A menu is one of the most important sales tools in the arsenal of a café or restaurant owner, especially when in a window or shop door, it is a quick decision from a potential customer and ultimately if someone will dine in your establishment or not.
To make the most of your menu, it needs to be well thought out, and each item on it of course profitable, but how do you increase the profit of certain items?
‘Menu engineering’. What is it?
Simply put, it is a way of using data (if you have it) of sales volume, and profitability of each dish. It is then a case of organising those items accordingly. It is still possible to do without that information, it just isn’t as concise or accurate.
You have 4 types of menu items:
- High popularity with low profit. Consider increasing the price of this, so long as you are competitive in the local area still.
- High profit, high popularity. Pasta dishes for example. You want to make these as noticeable as possible. Both in menu design, and also with your staff making suggestions.
- Low Profit, low popularity. Dropping and replacing these are the most obvious solution. If you can’t get rid of them for whatever reason, try changing the price or sourcing the ingredients elsewhere.
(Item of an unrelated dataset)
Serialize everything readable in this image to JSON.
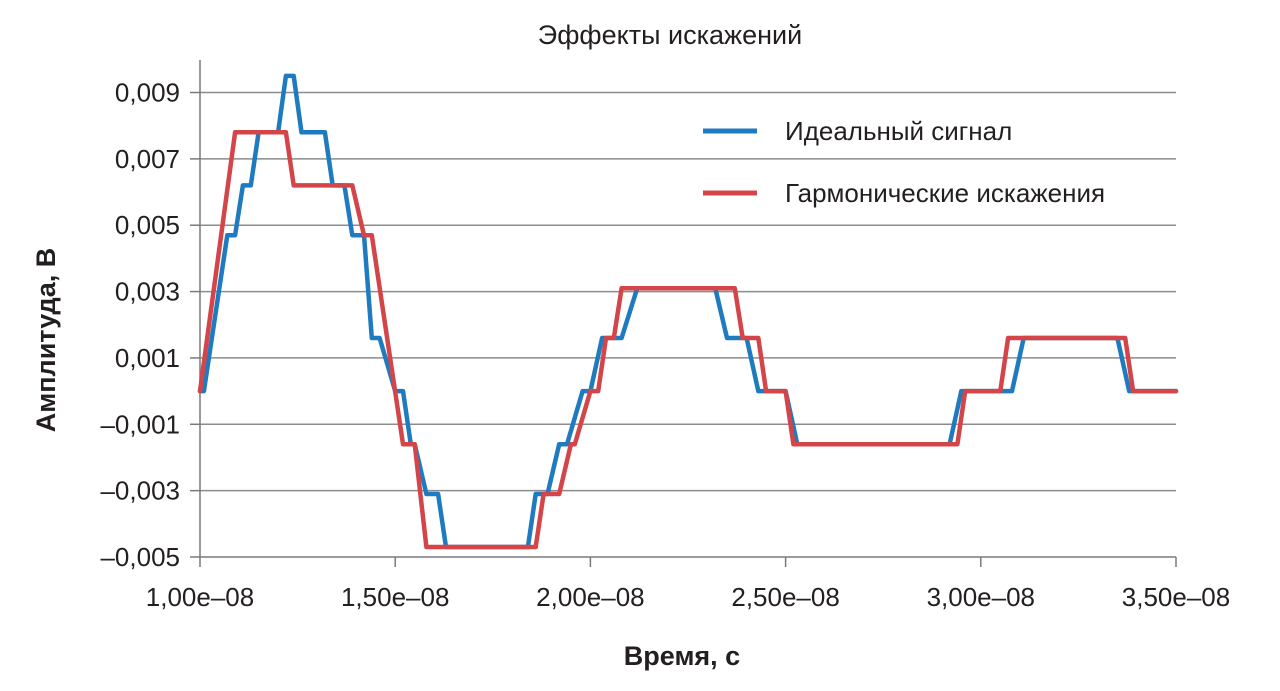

- High profit, low popularity. These are the unpolished gems. Try changing the price, description, or get staff to recommend these.
So what’s next?
Redesign the menu using ‘menu psychology’.
Use descriptive language
A Recent study has shown that a well written menu will sell 27% better that a ‘standard’ menu. Rather than just having ingredients, use adjectives, texture, or origins of the foods, people like a story to build a picture in their mind before the meal.
The use of images?
A study has shown images of the dish can increase sales by up to 30%. However, less is more, every subsequent image strangely decreases sales. Maybe just stick to a few best sellers, or high profit dishes.
Be careful with too many dishes
When given too many options a customer has a harder time deciding what they actually want. This can actually affect a customer’s experience by giving them ‘buyers regret’ with their choice and then seeing someone else having another dish they were considering. Also, if you have a menu with breakfast as well as lunch, and evening, it may well be worth splitting these down.
People tend to look at the middle of the page starting near top left and moving right, ‘known as the golden triangle’. As they work to the bottom of the page less information is taken in. Place your most profitable items towards the top!
Visual cues can also be used to highlight items. Putting a box around a best seller is a great idea.
Psychology studies show that removing currency signs from the menu can actually make customers think less about the price and more about the dish. I.e. having 4.5 rather than £4.50.
Improving your menu design is a must and is often a fairly simple part of the business that is overlooked, or enough time not well spent on it.
It’s important to keep it updated frequently, and analyse what has worked well in the past. Get the staff involved with what they find easy to sell, even incentivise them and see the sales go up!